5 yaşlarında mahallede kuytu bir köşeye sinmiş yavru kedi bulmuştum. annesi bırakmış gitmiş, bu öyle titrek biçimde miyavlamaya çalışıyor. neyse aldım ben bunu süt falan içirdim, kendi çapımda ufak bir yer yapıp koydum oraya. 1 hafta falan baktım durdum ben buna. sonra bir gün tutayım da bi seveyim dedim, dokunduğum anda suratıma bildiğin osmanlı çırmığı attı. ben dumur oldum mal gibi kaldım böyle. bi de pezevenk çırmığı atıp kaçtı. 3 gün uyuyamadım durup durup hüzünlendim 'ulan yavşak ben ne yaptım sana, tek suçum sana değer vermek miydi' diye. 'oğlum noldu karadenizde gemilerin mi battı?' diye soranlara olayı anlattığımda ' kedi nankördür yapar boşver' diye cevap verdiler. fakat zaman ilerledikçe anladım sadece kedilerin nankör olmadığını. hatta o kedinin daha şerefli olduğunu düşündüğüm zamanlar bile oldu. en azından adam gibi çırmığı basıp sittiri çekip gitmişti yavşak, arkadan ayak oyunu yapmadan.

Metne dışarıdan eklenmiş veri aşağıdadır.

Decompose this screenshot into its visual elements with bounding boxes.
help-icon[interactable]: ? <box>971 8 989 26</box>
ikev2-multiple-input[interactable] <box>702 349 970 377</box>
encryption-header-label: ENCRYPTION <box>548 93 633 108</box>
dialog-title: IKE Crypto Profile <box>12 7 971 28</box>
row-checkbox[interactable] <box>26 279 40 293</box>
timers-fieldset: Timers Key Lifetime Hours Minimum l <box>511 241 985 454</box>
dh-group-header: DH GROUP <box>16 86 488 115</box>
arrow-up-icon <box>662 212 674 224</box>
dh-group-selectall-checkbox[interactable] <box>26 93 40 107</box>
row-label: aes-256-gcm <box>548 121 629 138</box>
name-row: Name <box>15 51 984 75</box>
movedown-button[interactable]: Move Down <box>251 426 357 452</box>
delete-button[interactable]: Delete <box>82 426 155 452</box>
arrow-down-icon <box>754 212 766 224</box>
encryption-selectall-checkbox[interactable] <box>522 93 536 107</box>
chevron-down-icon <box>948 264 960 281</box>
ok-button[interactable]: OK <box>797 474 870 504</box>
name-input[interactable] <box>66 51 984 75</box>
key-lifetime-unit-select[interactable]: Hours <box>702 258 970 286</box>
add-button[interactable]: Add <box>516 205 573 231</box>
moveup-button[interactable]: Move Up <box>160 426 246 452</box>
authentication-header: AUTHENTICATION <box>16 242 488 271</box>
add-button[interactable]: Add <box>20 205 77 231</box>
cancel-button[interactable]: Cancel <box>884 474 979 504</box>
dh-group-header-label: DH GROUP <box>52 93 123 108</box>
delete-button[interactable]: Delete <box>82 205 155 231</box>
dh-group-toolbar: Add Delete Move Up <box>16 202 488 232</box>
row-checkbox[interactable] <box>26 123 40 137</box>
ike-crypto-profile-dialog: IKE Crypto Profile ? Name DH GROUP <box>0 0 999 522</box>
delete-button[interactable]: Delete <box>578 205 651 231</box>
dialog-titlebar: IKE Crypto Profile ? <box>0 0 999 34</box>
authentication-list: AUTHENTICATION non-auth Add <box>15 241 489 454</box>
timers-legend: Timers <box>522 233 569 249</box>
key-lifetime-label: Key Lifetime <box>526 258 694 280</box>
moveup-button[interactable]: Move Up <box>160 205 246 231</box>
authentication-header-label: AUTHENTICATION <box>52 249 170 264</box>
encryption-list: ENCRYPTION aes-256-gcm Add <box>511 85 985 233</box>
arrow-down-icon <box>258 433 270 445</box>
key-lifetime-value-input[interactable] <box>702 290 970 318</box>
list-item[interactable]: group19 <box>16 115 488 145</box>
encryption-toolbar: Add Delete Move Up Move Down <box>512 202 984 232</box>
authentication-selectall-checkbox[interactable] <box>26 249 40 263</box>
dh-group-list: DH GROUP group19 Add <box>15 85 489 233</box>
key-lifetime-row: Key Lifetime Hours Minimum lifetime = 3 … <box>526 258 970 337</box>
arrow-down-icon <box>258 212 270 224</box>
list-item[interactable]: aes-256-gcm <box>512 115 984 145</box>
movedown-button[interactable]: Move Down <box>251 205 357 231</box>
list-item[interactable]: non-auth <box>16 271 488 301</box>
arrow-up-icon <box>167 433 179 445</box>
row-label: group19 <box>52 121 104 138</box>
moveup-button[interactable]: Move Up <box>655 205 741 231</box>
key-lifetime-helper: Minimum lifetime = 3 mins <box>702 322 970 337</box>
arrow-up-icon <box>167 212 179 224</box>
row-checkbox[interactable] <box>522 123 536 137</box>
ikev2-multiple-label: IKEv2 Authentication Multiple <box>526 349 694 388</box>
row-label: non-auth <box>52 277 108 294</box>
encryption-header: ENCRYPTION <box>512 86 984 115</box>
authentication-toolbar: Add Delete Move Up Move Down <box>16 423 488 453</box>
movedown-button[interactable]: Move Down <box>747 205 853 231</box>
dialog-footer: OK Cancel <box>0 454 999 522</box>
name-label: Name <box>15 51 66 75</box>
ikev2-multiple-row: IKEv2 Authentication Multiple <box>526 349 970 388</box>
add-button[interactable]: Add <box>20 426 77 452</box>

çocukken, ''demekki bak böyle de olabiliyormuş.'' denilen anların tamamıdır.
--spoiler--
zannedersem 11 yaşındaydım. sabah erkenden kalktığım için babam para verip ekmek aldırırdı. herzamanki gibi parkın yanındaki fırına gittim ve ekmek aldım. eve giderken bir adam, adamın yanında da 2 tane deynek vardı. beni yanına çağırdı. korkumu belli etmeden yanına gittiğimi hatırlıyorum... 1 parça ekmek istedi, kopardım verdim. ve benle dertleşmeye başladı. hatırladığım kadarıyla, çocukları hayırsız çıkmış, karısıda terk etmiş... dolu evleri varmış. çocukları satıp satıp yemişler. heralde bir insan 11 yaşındaki çocuğa yalan sölemez, hemde tanımadığı 11 yaşında bir çocuğa... işin ilginç tarafı bir insanın 11 yaşındaki çocukla dertleşmesi... çok değişik zor ve bir o kadar iğrenç bir piskolaji olsa gerek.
--spoiler--
dokuz on yaşlarındayken bi misafirlikte evin büyük çocuğu galeta istermisin demişti,kabul etmiştim galetanın ne demek olduğunu bilmeyerek.gel benimle dedi ve peşinden giderken bütün yol boyunca galetanın nasıl bir oyuncak olduğunu düşündüm hiç duymamıştım adını orjinal bişey olmalıydı ama sonra mutfağa girdik içinde büyük çubuk kraker olan poşeti açıp bana uzattı aldıktan sonra bi müddet daha bekledim oyuncağa gitmeyi ama sonra anladımki galeta oyuncak filan değilmiş.artık misafirlikte oyuncak verilen yaşı geçtiğimi ozaman anladım işte..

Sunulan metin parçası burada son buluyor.